There is a difference between wanting things to be more expensive and accepting that this may happen as part of the trade-off being made. Specially so if the idea is that this type of policy could potentially eliminate the concentration of power on the hands of a few conglomerates and create an incentive for automation and to eliminate "bullshit jobs".
> I would love to buy things made locally but that is just not possible with your 150 people limit
Why? Go to any farmers market, is there any step on the production chain that requires 150 people? Do you think (e.g) a municipal ISP to serve 10-20k people can't be operated with less than 150 people? Can't we buy fabric and materials (from small scale producers) and have a small textile manufacturing co-op making clothes?
Also, consider that we are used to having products being completely assembled, but there is nothing stopping companies in a "human scale" economy to work as provider of components that get to be assembled by the final consumer. These components could be made by separate companies. So, instead of having "Google Assistant vs Amazon Echo vs Apple Siri", we would pick-and-choose different speakers, different software providers, different enclosures, etc. The hard work here would be one of coordination - i.e, all these companies and providers would benefit if they worked on a "AI speaker device" common standard - but once that is set in place it reduce the average company headcount. The same logic could be potentially applied to any big consumer industry: clothing, furniture, home appliances...
Finally, let's talk about the software industry. Take any big product from the big companies and you can bet that you can find a small ISV (with certainly less than 150 people) who can deliver and profitably operate an equivalent service. Even though Gmail and Outlook dominate the mass market, smaller email providers still exist and they haven't "ran out of money" and got bought out by the more successful ones. We don't need the big players to serve the population, we could have more of these ISVs acting independently (*). These ISVs would likely invest in opensource as a way to outsource as much as they can to keep their overhead low, which would lead to a even more pulverized industry.

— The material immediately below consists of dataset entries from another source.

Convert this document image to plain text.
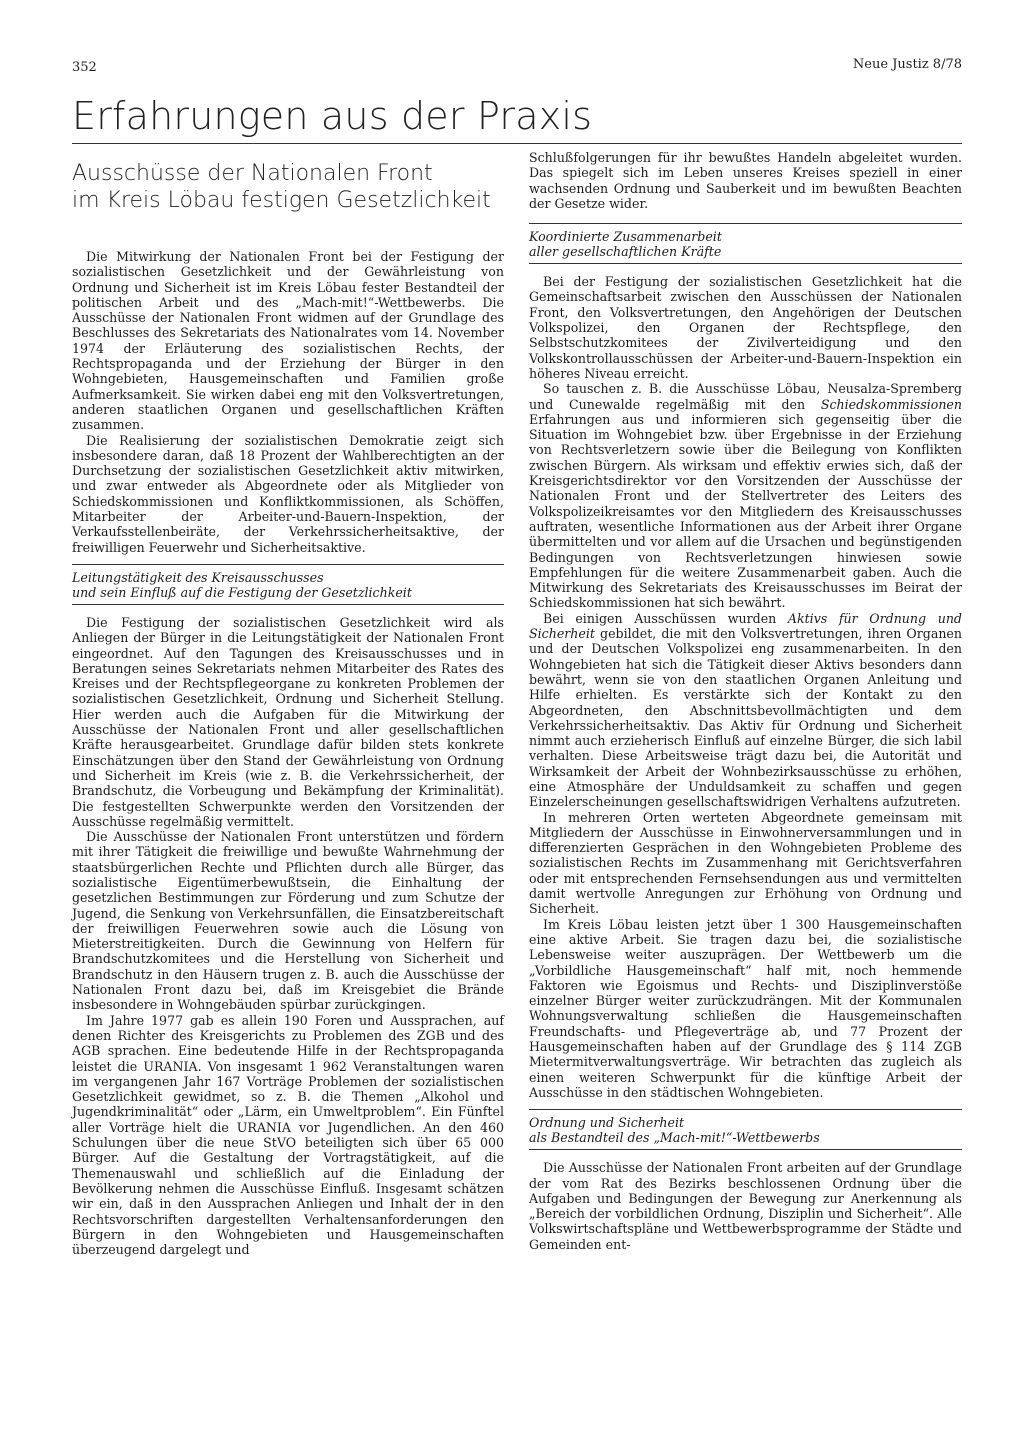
352	Neue Justiz 8/78
Erfahrungen aus der Praxis
Ausschüsse der Nationalen Front
im Kreis Löbau festigen Gesetzlichkeit

Die Mitwirkung der Nationalen Front bei der Festigung der sozialistischen Gesetzlichkeit und der Gewährleistung von Ordnung und Sicherheit ist im Kreis Löbau fester Bestandteil der politischen Arbeit und des „Mach-mit!“-Wettbewerbs. Die Ausschüsse der Nationalen Front widmen auf der Grundlage des Beschlusses des Sekretariats des Nationalrates vom 14. November 1974 der Erläuterung des sozialistischen Rechts, der Rechtspropaganda und der Erziehung der Bürger in den Wohngebieten, Hausgemeinschaften und Familien große Aufmerksamkeit. Sie wirken dabei eng mit den Volksvertretungen, anderen staatlichen Organen und gesellschaftlichen Kräften zusammen.

Die Realisierung der sozialistischen Demokratie zeigt sich insbesondere daran, daß 18 Prozent der Wahlberechtigten an der Durchsetzung der sozialistischen Gesetzlichkeit aktiv mitwirken, und zwar entweder als Abgeordnete oder als Mitglieder von Schiedskommissionen und Konfliktkommissionen, als Schöffen, Mitarbeiter der Arbeiter-und-Bauern-Inspektion, der Verkaufsstellenbeiräte, der Verkehrssicherheitsaktive, der freiwilligen Feuerwehr und Sicherheitsaktive.

Leitungstätigkeit des Kreisausschusses
und sein Einfluß auf die Festigung der Gesetzlichkeit

Die Festigung der sozialistischen Gesetzlichkeit wird als Anliegen der Bürger in die Leitungstätigkeit der Nationalen Front eingeordnet. Auf den Tagungen des Kreisausschusses und in Beratungen seines Sekretariats nehmen Mitarbeiter des Rates des Kreises und der Rechtspflegeorgane zu konkreten Problemen der sozialistischen Gesetzlichkeit, Ordnung und Sicherheit Stellung. Hier werden auch die Aufgaben für die Mitwirkung der Ausschüsse der Nationalen Front und aller gesellschaftlichen Kräfte herausgearbeitet. Grundlage dafür bilden stets konkrete Einschätzungen über den Stand der Gewährleistung von Ordnung und Sicherheit im Kreis (wie z. B. die Verkehrssicherheit, der Brandschutz, die Vorbeugung und Bekämpfung der Kriminalität). Die festgestellten Schwerpunkte werden den Vorsitzenden der Ausschüsse regelmäßig vermittelt.

Die Ausschüsse der Nationalen Front unterstützen und fördern mit ihrer Tätigkeit die freiwillige und bewußte Wahrnehmung der staatsbürgerlichen Rechte und Pflichten durch alle Bürger, das sozialistische Eigentümerbewußtsein, die Einhaltung der gesetzlichen Bestimmungen zur Förderung und zum Schutze der Jugend, die Senkung von Verkehrsunfällen, die Einsatzbereitschaft der freiwilligen Feuerwehren sowie auch die Lösung von Mieterstreitigkeiten. Durch die Gewinnung von Helfern für Brandschutzkomitees und die Herstellung von Sicherheit und Brandschutz in den Häusern trugen z. B. auch die Ausschüsse der Nationalen Front dazu bei, daß im Kreisgebiet die Brände insbesondere in Wohngebäuden spürbar zurückgingen.

Im Jahre 1977 gab es allein 190 Foren und Aussprachen, auf denen Richter des Kreisgerichts zu Problemen des ZGB und des AGB sprachen. Eine bedeutende Hilfe in der Rechtspropaganda leistet die URANIA. Von insgesamt 1 962 Veranstaltungen waren im vergangenen Jahr 167 Vorträge Problemen der sozialistischen Gesetzlichkeit gewidmet, so z. B. die Themen „Alkohol und Jugendkriminalität“ oder „Lärm, ein Umweltproblem“. Ein Fünftel aller Vorträge hielt die URANIA vor Jugendlichen. An den 460 Schulungen über die neue StVO beteiligten sich über 65 000 Bürger. Auf die Gestaltung der Vortragstätigkeit, auf die Themenauswahl und schließlich auf die Einladung der Bevölkerung nehmen die Ausschüsse Einfluß. Insgesamt schätzen wir ein, daß in den Aussprachen Anliegen und Inhalt der in den Rechtsvorschriften dargestellten Verhaltensanforderungen den Bürgern in den Wohngebieten und Hausgemeinschaften überzeugend dargelegt und

Schlußfolgerungen für ihr bewußtes Handeln abgeleitet wurden. Das spiegelt sich im Leben unseres Kreises speziell in einer wachsenden Ordnung und Sauberkeit und im bewußten Beachten der Gesetze wider.

Koordinierte Zusammenarbeit
aller gesellschaftlichen Kräfte

Bei der Festigung der sozialistischen Gesetzlichkeit hat die Gemeinschaftsarbeit zwischen den Ausschüssen der Nationalen Front, den Volksvertretungen, den Angehörigen der Deutschen Volkspolizei, den Organen der Rechtspflege, den Selbstschutzkomitees der Zivilverteidigung und den Volkskontrollausschüssen der Arbeiter-und-Bauern-Inspektion ein höheres Niveau erreicht.

So tauschen z. B. die Ausschüsse Löbau, Neusalza-Spremberg und Cunewalde regelmäßig mit den Schiedskommissionen Erfahrungen aus und informieren sich gegenseitig über die Situation im Wohngebiet bzw. über Ergebnisse in der Erziehung von Rechtsverletzern sowie über die Beilegung von Konflikten zwischen Bürgern. Als wirksam und effektiv erwies sich, daß der Kreisgerichtsdirektor vor den Vorsitzenden der Ausschüsse der Nationalen Front und der Stellvertreter des Leiters des Volkspolizeikreisamtes vor den Mitgliedern des Kreisausschusses auftraten, wesentliche Informationen aus der Arbeit ihrer Organe übermittelten und vor allem auf die Ursachen und begünstigenden Bedingungen von Rechtsverletzungen hinwiesen sowie Empfehlungen für die weitere Zusammenarbeit gaben. Auch die Mitwirkung des Sekretariats des Kreisausschusses im Beirat der Schiedskommissionen hat sich bewährt.

Bei einigen Ausschüssen wurden Aktivs für Ordnung und Sicherheit gebildet, die mit den Volksvertretungen, ihren Organen und der Deutschen Volkspolizei eng zusammenarbeiten. In den Wohngebieten hat sich die Tätigkeit dieser Aktivs besonders dann bewährt, wenn sie von den staatlichen Organen Anleitung und Hilfe erhielten. Es verstärkte sich der Kontakt zu den Abgeordneten, den Abschnittsbevollmächtigten und dem Verkehrssicherheitsaktiv. Das Aktiv für Ordnung und Sicherheit nimmt auch erzieherisch Einfluß auf einzelne Bürger, die sich labil verhalten. Diese Arbeitsweise trägt dazu bei, die Autorität und Wirksamkeit der Arbeit der Wohnbezirksausschüsse zu erhöhen, eine Atmosphäre der Unduldsamkeit zu schaffen und gegen Einzelerscheinungen gesellschaftswidrigen Verhaltens aufzutreten.

In mehreren Orten werteten Abgeordnete gemeinsam mit Mitgliedern der Ausschüsse in Einwohnerversammlungen und in differenzierten Gesprächen in den Wohngebieten Probleme des sozialistischen Rechts im Zusammenhang mit Gerichtsverfahren oder mit entsprechenden Fernsehsendungen aus und vermittelten damit wertvolle Anregungen zur Erhöhung von Ordnung und Sicherheit.

Im Kreis Löbau leisten jetzt über 1 300 Hausgemeinschaften eine aktive Arbeit. Sie tragen dazu bei, die sozialistische Lebensweise weiter auszuprägen. Der Wettbewerb um die „Vorbildliche Hausgemeinschaft“ half mit, noch hemmende Faktoren wie Egoismus und Rechts- und Disziplinverstöße einzelner Bürger weiter zurückzudrängen. Mit der Kommunalen Wohnungsverwaltung schließen die Hausgemeinschaften Freundschafts- und Pflegeverträge ab, und 77 Prozent der Hausgemeinschaften haben auf der Grundlage des § 114 ZGB Mietermitverwaltungsverträge. Wir betrachten das zugleich als einen weiteren Schwerpunkt für die künftige Arbeit der Ausschüsse in den städtischen Wohngebieten.

Ordnung und Sicherheit
als Bestandteil des „Mach-mit!“-Wettbewerbs

Die Ausschüsse der Nationalen Front arbeiten auf der Grundlage der vom Rat des Bezirks beschlossenen Ordnung über die Aufgaben und Bedingungen der Bewegung zur Anerkennung als „Bereich der vorbildlichen Ordnung, Disziplin und Sicherheit“. Alle Volkswirtschaftspläne und Wettbewerbsprogramme der Städte und Gemeinden ent-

> your ideas sound great on paper but the globalized genie is out now
Again, why? There is no magical force stopping us from preferring local products. There is nothing forcing us to consume indiscriminately. I get that "the system" is too big for any of us and that our individual actions will barely have any impact. But feeling apathetic is not a justification to just accept things as they are. You can not say "I would love to buy things locally" and blame "Capitalism" when you end up buying things at a big-box store.
(*) "Oh, but Gmail/Facebook/etc are free to the user, people won't be willing to pay for it!" Well, the argument could be that these people would either have to find a smaller provider willing to do the service for them (their employer, some non-commercial community, the tech savvy family member who wants to self-host?), or they would indeed have to learn about TANSTAAFL.
Think of a oil refinery as a monolith, and that such a mandate would enforce that you'd have to build the whole system a set of independent microservices. The industry as a whole would still employ a large number of people, but now they would be forced to coordinate through specific interfaces (the smaller business units) instead of centralizing under a larger corporation.